The Social Solidarity Economy is already happening through many thousands of citizens’ initiatives, solidarity practices and collaborative networks all over the world. These practices involve all sectors of the economy: production, finance, distribution, exchange, consumption, regeneration and governance. But they are not necessarily all monetary forms of exchange.
Collective ownership and management structures
Self-management and collective ownership in the workplace and in the community is central to the solidarity economy. Different terms are used throughout the world to refer to collective ownership and management structures. In some parts of Africa and Eastern Europe, for example, the term cooperatives is avoided due to negative historical connotations. There are many different expressions of self-management and collective ownership including: cooperatives (worker, producer, consumer, credit unions, housing, etc.), collective social enterprises, and participatory governance of the commons (for example, community management of water, fisheries, or forests).
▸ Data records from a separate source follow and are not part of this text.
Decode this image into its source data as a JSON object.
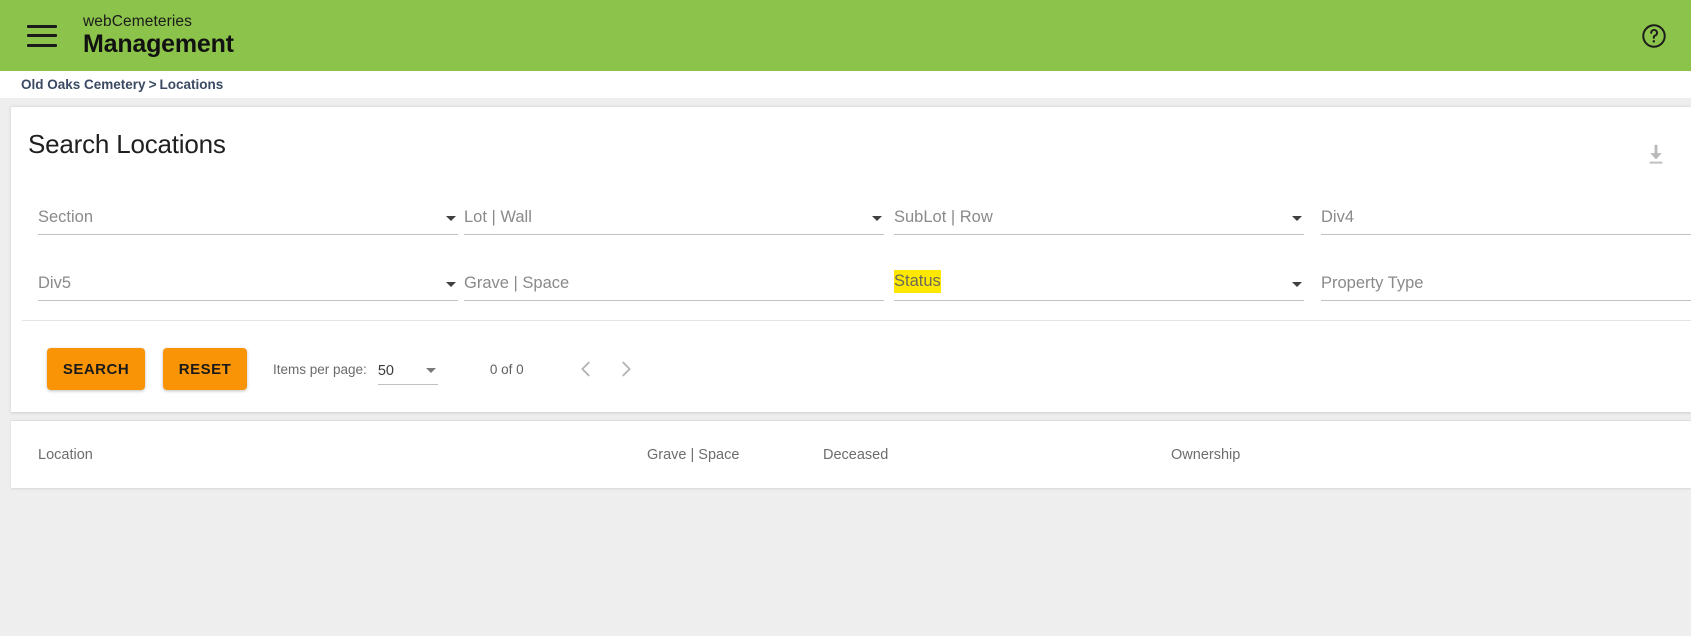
{
  "appbar": {
    "menu_icon": "hamburger-menu-icon",
    "brand_top": "webCemeteries",
    "brand_main": "Management",
    "help_icon": "help-circle-icon"
  },
  "breadcrumb": {
    "root": "Old Oaks Cemetery",
    "separator": ">",
    "current": "Locations"
  },
  "card": {
    "title": "Search Locations",
    "download_icon": "download-icon"
  },
  "form": {
    "row1": [
      {
        "label": "Section",
        "type": "select",
        "value": "",
        "arrow": true
      },
      {
        "label": "Lot | Wall",
        "type": "select",
        "value": "",
        "arrow": true
      },
      {
        "label": "SubLot | Row",
        "type": "select",
        "value": "",
        "arrow": true
      },
      {
        "label": "Div4",
        "type": "select",
        "value": "",
        "arrow": true
      }
    ],
    "row2": [
      {
        "label": "Div5",
        "type": "select",
        "value": "",
        "arrow": true
      },
      {
        "label": "Grave | Space",
        "type": "text",
        "value": "",
        "arrow": false
      },
      {
        "label": "Status",
        "type": "select",
        "value": "",
        "arrow": true,
        "highlighted": true,
        "highlight_color": "#ffe800"
      },
      {
        "label": "Property Type",
        "type": "text",
        "value": "",
        "arrow": false
      }
    ]
  },
  "actions": {
    "search_label": "SEARCH",
    "reset_label": "RESET",
    "button_color": "#f89406"
  },
  "paginator": {
    "items_per_page_label": "Items per page:",
    "items_per_page_value": "50",
    "range_label": "0 of 0",
    "prev_icon": "chevron-left-icon",
    "next_icon": "chevron-right-icon"
  },
  "results": {
    "columns": [
      "Location",
      "Grave | Space",
      "Deceased",
      "Ownership"
    ],
    "rows": []
  },
  "theme": {
    "appbar_green": "#8cc34b",
    "page_bg": "#eeeeee",
    "breadcrumb_blue": "#3b4a63"
  }
}
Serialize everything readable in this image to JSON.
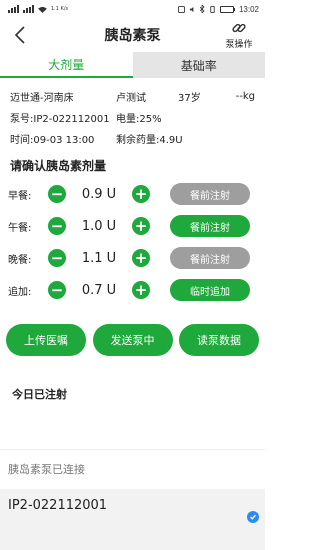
{
  "status_bar": {
    "left_text": "1.1 K/s",
    "time": "13:02",
    "battery_fill": 0.8
  },
  "header": {
    "title": "胰岛素泵",
    "pump_op_label": "泵操作"
  },
  "tabs": [
    {
      "label": "大剂量",
      "active": true
    },
    {
      "label": "基础率",
      "active": false
    }
  ],
  "patient": {
    "name": "迈世通-河南床",
    "test": "卢测试",
    "age": "37岁",
    "weight": "--kg",
    "pump_no": "泵号:IP2-022112001",
    "battery": "电量:25%",
    "time": "时间:09-03 13:00",
    "remaining": "剩余药量:4.9U"
  },
  "dose_section": {
    "title": "请确认胰岛素剂量",
    "rows": [
      {
        "label": "早餐:",
        "value": "0.9",
        "unit": "U",
        "action": "餐前注射",
        "action_state": "gray"
      },
      {
        "label": "午餐:",
        "value": "1.0",
        "unit": "U",
        "action": "餐前注射",
        "action_state": "green"
      },
      {
        "label": "晚餐:",
        "value": "1.1",
        "unit": "U",
        "action": "餐前注射",
        "action_state": "gray"
      },
      {
        "label": "追加:",
        "value": "0.7",
        "unit": "U",
        "action": "临时追加",
        "action_state": "green"
      }
    ],
    "minus": "−",
    "plus": "+"
  },
  "actions": {
    "upload": "上传医嘱",
    "send": "发送泵中",
    "read": "读泵数据"
  },
  "today_title": "今日已注射",
  "overlay": {
    "status": "胰岛素泵已连接",
    "device_id": "IP2-022112001"
  },
  "colors": {
    "accent": "#1fa83b",
    "disabled": "#9e9e9e",
    "check": "#2d8cf0"
  }
}
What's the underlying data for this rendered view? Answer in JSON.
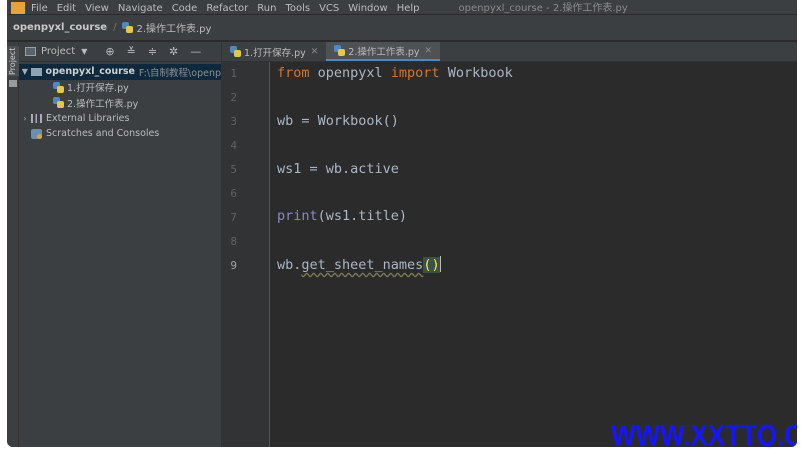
{
  "menubar": {
    "items": [
      "File",
      "Edit",
      "View",
      "Navigate",
      "Code",
      "Refactor",
      "Run",
      "Tools",
      "VCS",
      "Window",
      "Help"
    ],
    "window_title": "openpyxl_course - 2.操作工作表.py"
  },
  "breadcrumb": {
    "project": "openpyxl_course",
    "file": "2.操作工作表.py"
  },
  "left_strip": {
    "label": "Project"
  },
  "project_panel": {
    "title": "Project",
    "tree": {
      "root_name": "openpyxl_course",
      "root_path": "F:\\自制教程\\openp",
      "files": [
        "1.打开保存.py",
        "2.操作工作表.py"
      ],
      "external_libraries": "External Libraries",
      "scratches": "Scratches and Consoles"
    }
  },
  "tabs": [
    {
      "label": "1.打开保存.py",
      "active": false
    },
    {
      "label": "2.操作工作表.py",
      "active": true
    }
  ],
  "editor": {
    "current_line": 9,
    "line_numbers": [
      "1",
      "2",
      "3",
      "4",
      "5",
      "6",
      "7",
      "8",
      "9"
    ],
    "code": {
      "l1_kw_from": "from",
      "l1_module": " openpyxl ",
      "l1_kw_import": "import",
      "l1_name": " Workbook",
      "l3": "wb = Workbook()",
      "l5": "ws1 = wb.active",
      "l7_fn": "print",
      "l7_rest": "(ws1.title)",
      "l9_obj": "wb.",
      "l9_method": "get_sheet_names",
      "l9_parens": "()"
    }
  },
  "watermark": {
    "text": "WWW.XXTTQ.COM",
    "color": "#1515ff"
  },
  "colors": {
    "keyword": "#cc7832",
    "builtin": "#8888c6",
    "text": "#a9b7c6",
    "bg": "#2b2b2b"
  }
}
Legal recognition of these cooperative, collaborative and participatory practices is not a requirement for inclusion as part of the SSE.
Historic social movements that are fighting for social and economic justice such as the women’s labor, land reform, small-scale farmers, homeless, poor people’s, indigenous, and environmental movements are core to the evolution of solidarity economy, as “an open process, an invitation” to join forces as a movement of movements “continually seeking connections and possibilities while holding on to the transformative commitment of shared values”.
This movement of movements, which is an active part of the “Other world is possible”- the World Social Forum – and crosses roads with many other “alter-economic” and social justice movements, has common traits.
New social movements, based on youth activism, a return to the Commons on new grounds (rural, urban and digital commons), a renewed ecofeminist approach, as well as degrowth, transition towns, climate justice and the more genuine forms of sharing economy are growing closer, as they meet in convergence spaces and form alliances.
Municipalist pro-SSE public institutions networks have begun to link together in several countries, in a collaborative mode with the SSE actors. And recent framework laws have started to legally recognize SSE in different parts of the world.
Non-monetized work and exchanges are important parts of SSE, in as far as labor is honored and valued, whether it is paid or not, because it creates a shared wealth to the community and provides the worker with satisfaction, happiness, and social recognition. Similarly, the use of social and complementary currencies is an important tool to promote a local economic circuit and maintaining the value in the territory.
Gift economy is gaining also more recognition, as it is an essential part of the healthy life of a community.
SSE, Social Movements and Institutional Actors
Note: the categories represented in the above figure should not be understood as rigid ones. In many cases, groups and sectors could be either defined as being part of SSE, or better fit in the close alliances section. Sharing and endorsing the vision and values of SSE and abiding by the democratic practices it puts forth is key to determine where does a group stand in regard to SSE. (source: RIPESS-LAC, RIPESS Latin America and the Caribbean)
Potential to build alliances and mutually supportive collaborations with (Extract of the Global Vision):
- The popular or informal sector of the economy is very important given that many people, particularly in the global South, depend on it for their livelihoods. For example, three-quarters of the population in Mali are involved in the informal economy. The popular economy is comprised of economic activities that are not covered by formal arrangements such as taxation, labor protections, minimum wage regulations, unemployment benefits, or documentation. Many self-employed workers, micro-enterprises, traders, and mutual aid practices are part of the popular economy. The popular economy is not the same as the solidarity economy, but is aligned in many ways because the actors often find collective ways to provide for social and economic needs, such as lending circles, community kitchens (comedores populares), mutual aid, mutual insurance systems and so forth.
- Organic, green, fair trade there are many trends and movements that reflect solidarity economy values and yet may or may not be included in the solidarity economy. An example of the latter would be Wal-Mart, which has its own brand of Rainforest Certified Fair Trade Coffee but at the same time engages in union busting and uses its massive market share to depress prices and wages. Yet there are certainly practitioners in these sectors that are valuable allies and others that are already part of the social solidarity economy.
- Consumer practices SSE values consumer practices as an important tool to transform the system of production. These include forms of collectively organized consumption such as consumer co-operatives, solidarity purchasing groups, collective kitchens and some forms of the sharing economy as well as ethical consumption and voluntary simplicity.